NO JOY “Motherhood” cover albumI No Joy sono un band di Montreal, Canada, guidata dalla talentuosa Jasamine White-Gluz, artista rispettata da musicisti di diversi generi e scene, dallo shoegaze, all’elettronica, passando per digressioni post hardcore e metal contemporanee e l’indie rock. “Dude, No Joy is the best band ever. Two hot blonde girls just shredding away. Sooooo amazing” – Brittany Cosentino.

I No Joy sono stati battezzati dal vivo da sua maestà Grant Hart e hanno continuato la loro carriera suonando in compagnia di band di culto e successo come Best Coast, Surfer Blood, Wire, Deafheaven, DIIV, Vivian Girls, Quicksand e Bath e cementato la loro posizione all’interno della scena indie grazie a collaborazioni con musicisti di talento come Peter ‘Sonic Boom’ Kember. “Motherhood” è il quarto album dei canadesi, primo per Joyful Noise dopo tre dischi per Mexican Summer. Jasamine e Laura sono due artiste di indiscusso talento, capaci di infarcire i loro perfetti inni indie rock di riff heavy, arrangiamenti pop, synth industrial e muri di delay di scuola shoegaze. Le avevamo lasciate nel 2018 con il favoloso “NoJoy/Sonic Boom” split Ep composto a quattro mani con l’ex Spacemen 3 Peter Kember ed ora tornano con il primo full length in cinque anni.

I No Joy hanno reincorporato nel loro sound le chitarre showgaze dell’esordio, ma con un attenzione per synth e produzione non distante dal mondo del trip-hop, della trance e del nu-metal. “Motherhood” è il culmine di un percorso personale per la band, dopo anni di tour e collaborazioni con le più disparate realtà, dal post-hardcore dei Quicksand, all’ambient di Baths.

Il primo singolo “Bithmark” è esemplificativo dello stile odierno dei nostri, capace di combinare il dance rock tipicamente anni ’90 dei Repubblica con le dolci sfuriate dei Deftones. Nel brano”Dream Rats” è presente Alissa White-Gluz, sorella di Jasamine e leader della nota death metal band svedese Arch Enemy. Molto buone le melodie di “Nothing Will Hurt” accompagnate da synth piuttosto ‘80s che ci mettono voglia di ballare, mentre “Why Mothers Die”, seppur malinconica, si fa notare per le sue belle armonie. Uno dei migliori brani del disco è senza dubbio “Signal Lights” che si muove tra un dream-pop soft e angelico e influenze psichedeliche, accelerando forse un po’ troppo nel finale; “Primal Curse” poi ci trasporta verso la stratosfera con melodie celestiali disegnate da synth e percussioni.

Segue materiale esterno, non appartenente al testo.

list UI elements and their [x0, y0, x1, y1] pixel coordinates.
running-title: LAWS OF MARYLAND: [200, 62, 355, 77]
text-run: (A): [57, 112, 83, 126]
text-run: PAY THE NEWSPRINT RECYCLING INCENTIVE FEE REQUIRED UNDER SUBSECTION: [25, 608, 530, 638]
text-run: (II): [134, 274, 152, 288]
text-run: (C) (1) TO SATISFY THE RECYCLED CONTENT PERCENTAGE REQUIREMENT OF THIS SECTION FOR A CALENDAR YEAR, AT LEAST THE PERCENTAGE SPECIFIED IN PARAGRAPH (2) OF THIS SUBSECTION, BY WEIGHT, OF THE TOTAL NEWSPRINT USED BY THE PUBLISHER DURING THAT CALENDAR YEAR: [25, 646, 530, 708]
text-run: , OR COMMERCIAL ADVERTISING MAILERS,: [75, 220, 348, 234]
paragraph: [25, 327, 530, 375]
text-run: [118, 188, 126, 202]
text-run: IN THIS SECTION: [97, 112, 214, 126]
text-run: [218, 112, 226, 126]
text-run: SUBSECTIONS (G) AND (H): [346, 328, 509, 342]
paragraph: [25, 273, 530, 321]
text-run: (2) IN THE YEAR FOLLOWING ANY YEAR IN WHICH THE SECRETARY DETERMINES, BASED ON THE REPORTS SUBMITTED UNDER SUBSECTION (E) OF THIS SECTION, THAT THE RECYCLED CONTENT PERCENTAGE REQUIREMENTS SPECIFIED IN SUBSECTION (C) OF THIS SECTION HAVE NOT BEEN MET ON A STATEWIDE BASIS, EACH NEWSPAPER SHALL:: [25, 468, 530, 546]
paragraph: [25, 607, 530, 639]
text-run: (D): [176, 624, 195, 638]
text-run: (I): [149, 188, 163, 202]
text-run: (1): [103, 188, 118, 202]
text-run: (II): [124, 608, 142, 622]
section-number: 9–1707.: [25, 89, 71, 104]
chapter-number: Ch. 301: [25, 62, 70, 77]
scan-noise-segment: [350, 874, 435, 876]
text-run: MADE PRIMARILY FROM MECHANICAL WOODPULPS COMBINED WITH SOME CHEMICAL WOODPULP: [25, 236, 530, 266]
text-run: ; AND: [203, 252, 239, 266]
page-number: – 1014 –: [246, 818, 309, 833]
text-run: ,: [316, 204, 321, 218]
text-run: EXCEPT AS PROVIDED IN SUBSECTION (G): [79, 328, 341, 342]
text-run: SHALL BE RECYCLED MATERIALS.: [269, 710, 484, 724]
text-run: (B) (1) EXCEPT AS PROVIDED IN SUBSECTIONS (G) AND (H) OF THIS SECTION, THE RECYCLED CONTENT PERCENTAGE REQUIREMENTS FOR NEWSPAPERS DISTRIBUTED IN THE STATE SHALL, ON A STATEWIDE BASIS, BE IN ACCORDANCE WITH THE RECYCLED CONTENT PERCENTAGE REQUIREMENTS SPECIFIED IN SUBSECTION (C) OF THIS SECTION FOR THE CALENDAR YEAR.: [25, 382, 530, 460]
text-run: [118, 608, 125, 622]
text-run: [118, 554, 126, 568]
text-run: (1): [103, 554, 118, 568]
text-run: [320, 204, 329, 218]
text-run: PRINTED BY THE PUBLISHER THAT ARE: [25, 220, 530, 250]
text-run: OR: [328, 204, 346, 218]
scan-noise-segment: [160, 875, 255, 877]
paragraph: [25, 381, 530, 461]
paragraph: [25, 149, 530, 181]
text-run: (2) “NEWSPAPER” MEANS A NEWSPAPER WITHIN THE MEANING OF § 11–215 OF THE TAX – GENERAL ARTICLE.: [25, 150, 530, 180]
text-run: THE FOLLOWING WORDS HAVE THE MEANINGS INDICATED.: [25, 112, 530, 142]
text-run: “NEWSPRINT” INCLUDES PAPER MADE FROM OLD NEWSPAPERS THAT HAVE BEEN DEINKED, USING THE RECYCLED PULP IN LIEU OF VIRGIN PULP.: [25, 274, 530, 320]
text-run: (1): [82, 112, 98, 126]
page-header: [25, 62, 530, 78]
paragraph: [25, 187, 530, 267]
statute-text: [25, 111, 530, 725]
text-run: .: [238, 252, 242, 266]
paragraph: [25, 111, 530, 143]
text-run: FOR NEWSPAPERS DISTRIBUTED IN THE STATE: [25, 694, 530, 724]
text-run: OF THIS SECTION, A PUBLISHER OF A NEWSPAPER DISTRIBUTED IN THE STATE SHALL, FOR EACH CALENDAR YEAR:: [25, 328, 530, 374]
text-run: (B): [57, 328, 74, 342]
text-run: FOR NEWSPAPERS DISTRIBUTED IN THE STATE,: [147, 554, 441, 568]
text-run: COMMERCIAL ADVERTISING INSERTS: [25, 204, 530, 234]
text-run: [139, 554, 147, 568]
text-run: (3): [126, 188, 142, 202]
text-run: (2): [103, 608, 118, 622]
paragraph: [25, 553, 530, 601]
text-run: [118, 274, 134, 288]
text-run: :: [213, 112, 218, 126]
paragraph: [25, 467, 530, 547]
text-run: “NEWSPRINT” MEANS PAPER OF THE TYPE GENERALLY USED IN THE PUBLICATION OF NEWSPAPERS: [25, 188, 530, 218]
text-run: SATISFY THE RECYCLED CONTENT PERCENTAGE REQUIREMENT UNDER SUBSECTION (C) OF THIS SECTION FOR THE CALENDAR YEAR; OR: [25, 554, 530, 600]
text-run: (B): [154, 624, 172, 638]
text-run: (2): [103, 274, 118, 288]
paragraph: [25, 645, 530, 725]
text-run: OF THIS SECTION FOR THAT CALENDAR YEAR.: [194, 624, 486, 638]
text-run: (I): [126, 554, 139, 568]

Gli spunti interessanti non mancano in questo “Motherhood”, ma più di una volta Jasamine si incammina su terreni troppo duri e rumorosi che fanno perdere la magia dei suoi sempre ottimi e gentili vocals: non si capisce la scelta di devastare le sue bellissime sonorità shoegaze, dipinte con scintillanti synth e chitarre, con urla brutali (cortesia della sorella Alyssa). La prova è superata solo grazie al coraggio di tentare qualcosa di nuovo!!!